Estigmatización y terruqueo: fundamentos para la violencia

El 18 de enero se reportó un derrame de hidrocarburos a causa de un atentado al Oleoducto Norperuano en el territorio de la comunidad nativa Awajún Pantaam, en la región Amazonas. El derrame sucedió cuando dos plataformas del pueblo Awajún, el Comité de Lucha de Condorcanqui y el Comité del Distrito de Imaza, habían tomado medidas de protesta para exigir la renuncia de Dina Boluarte.

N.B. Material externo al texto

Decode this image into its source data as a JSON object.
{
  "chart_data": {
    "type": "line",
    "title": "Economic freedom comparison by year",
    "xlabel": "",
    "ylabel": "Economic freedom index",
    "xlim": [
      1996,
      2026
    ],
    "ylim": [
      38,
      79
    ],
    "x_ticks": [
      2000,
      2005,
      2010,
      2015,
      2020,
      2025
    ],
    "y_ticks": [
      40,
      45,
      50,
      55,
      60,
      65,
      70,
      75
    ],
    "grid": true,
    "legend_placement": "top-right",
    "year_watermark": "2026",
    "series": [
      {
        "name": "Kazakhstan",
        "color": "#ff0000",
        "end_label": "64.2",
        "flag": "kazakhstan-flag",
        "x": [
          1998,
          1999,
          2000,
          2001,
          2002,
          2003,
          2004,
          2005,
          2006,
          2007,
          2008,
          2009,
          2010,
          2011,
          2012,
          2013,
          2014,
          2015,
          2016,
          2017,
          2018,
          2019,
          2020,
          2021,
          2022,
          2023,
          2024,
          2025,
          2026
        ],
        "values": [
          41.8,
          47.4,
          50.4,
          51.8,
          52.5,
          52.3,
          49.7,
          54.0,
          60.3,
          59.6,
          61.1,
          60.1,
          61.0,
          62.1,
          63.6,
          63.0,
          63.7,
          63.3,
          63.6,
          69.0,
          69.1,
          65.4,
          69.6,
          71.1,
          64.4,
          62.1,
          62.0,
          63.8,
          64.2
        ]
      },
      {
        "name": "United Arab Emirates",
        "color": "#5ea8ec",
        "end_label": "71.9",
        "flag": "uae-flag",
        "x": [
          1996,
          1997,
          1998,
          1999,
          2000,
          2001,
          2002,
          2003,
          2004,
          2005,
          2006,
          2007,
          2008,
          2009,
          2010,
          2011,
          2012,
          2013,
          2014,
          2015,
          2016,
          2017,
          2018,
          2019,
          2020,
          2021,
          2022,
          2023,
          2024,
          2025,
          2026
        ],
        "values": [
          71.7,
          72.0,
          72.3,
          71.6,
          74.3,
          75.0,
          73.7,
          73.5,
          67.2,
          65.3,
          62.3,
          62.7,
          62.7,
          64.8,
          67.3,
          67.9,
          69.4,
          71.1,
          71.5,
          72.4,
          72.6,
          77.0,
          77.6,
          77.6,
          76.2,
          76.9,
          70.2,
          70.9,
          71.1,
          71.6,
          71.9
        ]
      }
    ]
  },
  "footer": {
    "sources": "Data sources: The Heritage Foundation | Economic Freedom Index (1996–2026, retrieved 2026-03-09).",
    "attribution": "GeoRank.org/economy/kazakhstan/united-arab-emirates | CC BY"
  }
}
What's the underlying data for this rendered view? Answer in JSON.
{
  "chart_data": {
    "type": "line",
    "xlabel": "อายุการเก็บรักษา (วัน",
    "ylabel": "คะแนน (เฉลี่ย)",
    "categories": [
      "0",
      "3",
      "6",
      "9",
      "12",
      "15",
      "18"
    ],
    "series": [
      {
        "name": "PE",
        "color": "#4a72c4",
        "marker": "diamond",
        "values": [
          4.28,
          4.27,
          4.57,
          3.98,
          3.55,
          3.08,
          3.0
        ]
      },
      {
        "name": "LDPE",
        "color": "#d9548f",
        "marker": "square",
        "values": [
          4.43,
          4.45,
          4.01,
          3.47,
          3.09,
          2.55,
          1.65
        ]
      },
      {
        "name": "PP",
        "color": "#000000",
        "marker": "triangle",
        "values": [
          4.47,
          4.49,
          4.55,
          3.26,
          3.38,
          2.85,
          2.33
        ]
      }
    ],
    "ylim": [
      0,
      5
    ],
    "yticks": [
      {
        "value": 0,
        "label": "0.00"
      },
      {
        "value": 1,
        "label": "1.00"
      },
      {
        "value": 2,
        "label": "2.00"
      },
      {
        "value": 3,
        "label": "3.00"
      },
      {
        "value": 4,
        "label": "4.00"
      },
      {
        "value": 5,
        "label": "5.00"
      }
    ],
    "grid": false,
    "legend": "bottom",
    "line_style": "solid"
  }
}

Rápidamente, el atentado fue asociado a los manifestantes awajún y wampís, lo que llevó al gobierno de Boluarte a declarar el Estado de Emergencia en la región Amazonas. Tanto los comités de lucha mencionados como el GTAA y el GTANW se deslindaron de la acción y denunciaron el uso político para deslegitimar las protestas awajún. Aclararon que este tipo de atentados los suelen hacer las empresas remediadoras que tienen las máquinas para realizar los arreglos y se benefician con las tragedias ambientales.

La sospecha generada sobre los indígenas amazónicos de sabotear los oleoductos ocurre dentro de un patrón discursivo racista que los tilda de primitivos, salvajes y brutos. A partir de allí, los funcionarios del gobierno y los principales medios de comunicación los acusan de “vándalos”, de “violentos” y, por último, de “terroristas”.

En Perú, el terruqueo significa asignar a una persona el delito de terrorismo. Terruquear debería estar penado ya que, cuando se acusa sin pruebas, se incurre en el delito de difamación. Sin embargo, esta práctica es llevada a cabo con ligereza con el objetivo de estigmatizar y deslegitimar a quienes protestan. Más allá de poner en evidencia el desprecio hacia los indígenas, el terruqueo los deshumaniza como un modo de justificar las acciones violentas que buscan eliminarlos.